Wednesday, March 17, 2010

Do Discrimination Laws Actually Help?


By Josiah Schmidt

“A great bachelor pad for any single man looking to hook up,” is how Stonebridge Apartments, a complex in my hometown of Dayton, Ohio, advertised its studio apartments on CraigsList. For that, they face a lawsuit from the Ohio Civil Rights Commission and the Miami Valley Fair Housing Center. For discrimination.

Still confused? The Dayton Daily News explained in its most recent issue: the Fair Housing Center took offense to the ad because, by advertising specifically to “bachelors,” Stonebridge’s ads were “suggesting families were not welcome.” Now, Stonebridge is being sued for $25,000 and a mandate that the apartment firm’s employees receive mandatory “fair housing law training.”

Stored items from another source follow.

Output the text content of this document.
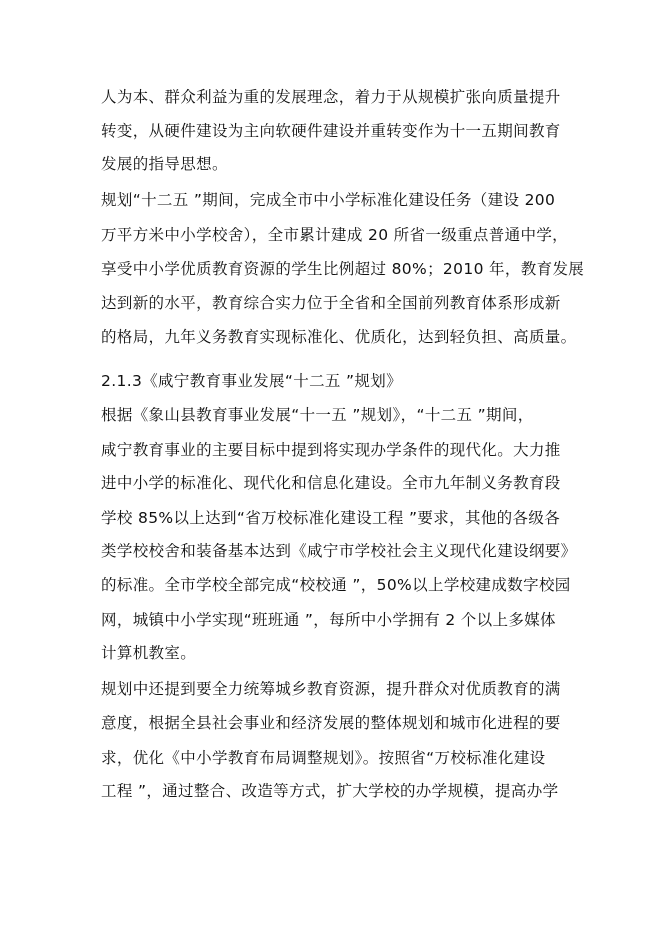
人为本、群众利益为重的发展理念，着力于从规模扩张向质量提升
转变，从硬件建设为主向软硬件建设并重转变作为十一五期间教育
发展的指导思想。
规划“十二五 ”期间，完成全市中小学标准化建设任务（建设 200
万平方米中小学校舍），全市累计建成 20 所省一级重点普通中学，
享受中小学优质教育资源的学生比例超过 80%；2010 年，教育发展
达到新的水平，教育综合实力位于全省和全国前列教育体系形成新
的格局，九年义务教育实现标准化、优质化，达到轻负担、高质量。
2.1.3《咸宁教育事业发展“十二五 ”规划》
根据《象山县教育事业发展“十一五 ”规划》，“十二五 ”期间，
咸宁教育事业的主要目标中提到将实现办学条件的现代化。大力推
进中小学的标准化、现代化和信息化建设。全市九年制义务教育段
学校 85%以上达到“省万校标准化建设工程 ”要求，其他的各级各
类学校校舍和装备基本达到《咸宁市学校社会主义现代化建设纲要》
的标准。全市学校全部完成“校校通 ”，50%以上学校建成数字校园
网，城镇中小学实现“班班通 ”，每所中小学拥有 2 个以上多媒体
计算机教室。
规划中还提到要全力统筹城乡教育资源，提升群众对优质教育的满
意度，根据全县社会事业和经济发展的整体规划和城市化进程的要
求，优化《中小学教育布局调整规划》。按照省“万校标准化建设
工程 ”，通过整合、改造等方式，扩大学校的办学规模，提高办学
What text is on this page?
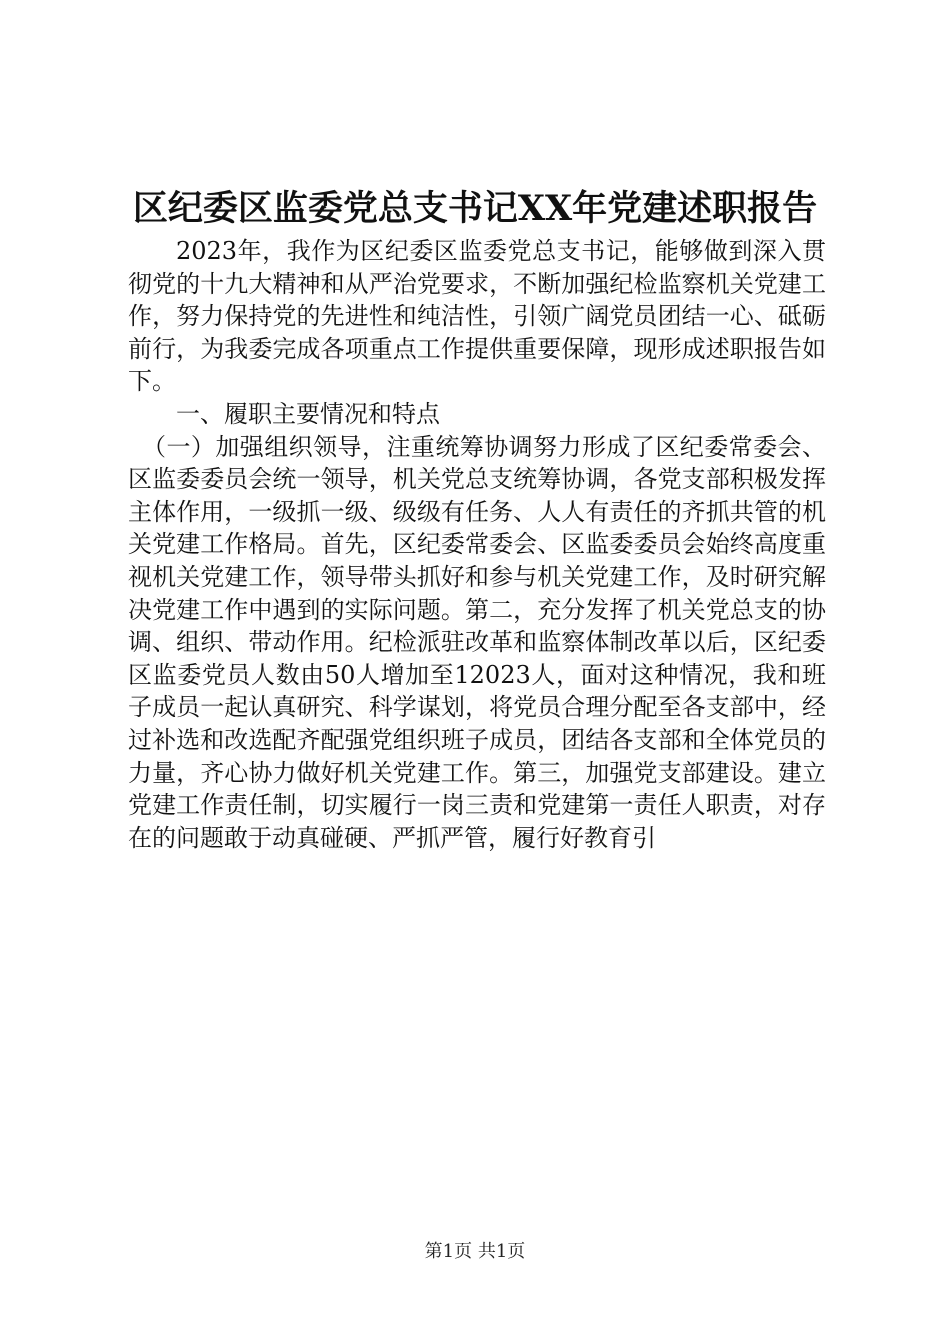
区纪委区监委党总支书记XX年党建述职报告

2023年，我作为区纪委区监委党总支书记，能够做到深入贯彻党的十九大精神和从严治党要求，不断加强纪检监察机关党建工作，努力保持党的先进性和纯洁性，引领广阔党员团结一心、砥砺前行，为我委完成各项重点工作提供重要保障，现形成述职报告如下。

一、履职主要情况和特点

（一）加强组织领导，注重统筹协调努力形成了区纪委常委会、区监委委员会统一领导，机关党总支统筹协调，各党支部积极发挥主体作用，一级抓一级、级级有任务、人人有责任的齐抓共管的机关党建工作格局。首先，区纪委常委会、区监委委员会始终高度重视机关党建工作，领导带头抓好和参与机关党建工作，及时研究解决党建工作中遇到的实际问题。第二，充分发挥了机关党总支的协调、组织、带动作用。纪检派驻改革和监察体制改革以后，区纪委区监委党员人数由50人增加至12023人，面对这种情况，我和班子成员一起认真研究、科学谋划，将党员合理分配至各支部中，经过补选和改选配齐配强党组织班子成员，团结各支部和全体党员的力量，齐心协力做好机关党建工作。第三，加强党支部建设。建立党建工作责任制，切实履行一岗三责和党建第一责任人职责，对存在的问题敢于动真碰硬、严抓严管，履行好教育引

第1页 共1页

First off, there are a couple glaring logical fallacies at work here. The first being that just because someone speaks favorably of one thing, doesn’t necessarily mean they’re speaking unfavorably of another thing. To say that encouraging bachelors to live in your apartment complex means discouraging couples from living in your apartment complex, is like saying that to love the color red means to hate the color blue.

Furthermore, if we are to broaden the legal definition of “discrimination” to include everything, then everyone is guilty of all kinds of discrimination.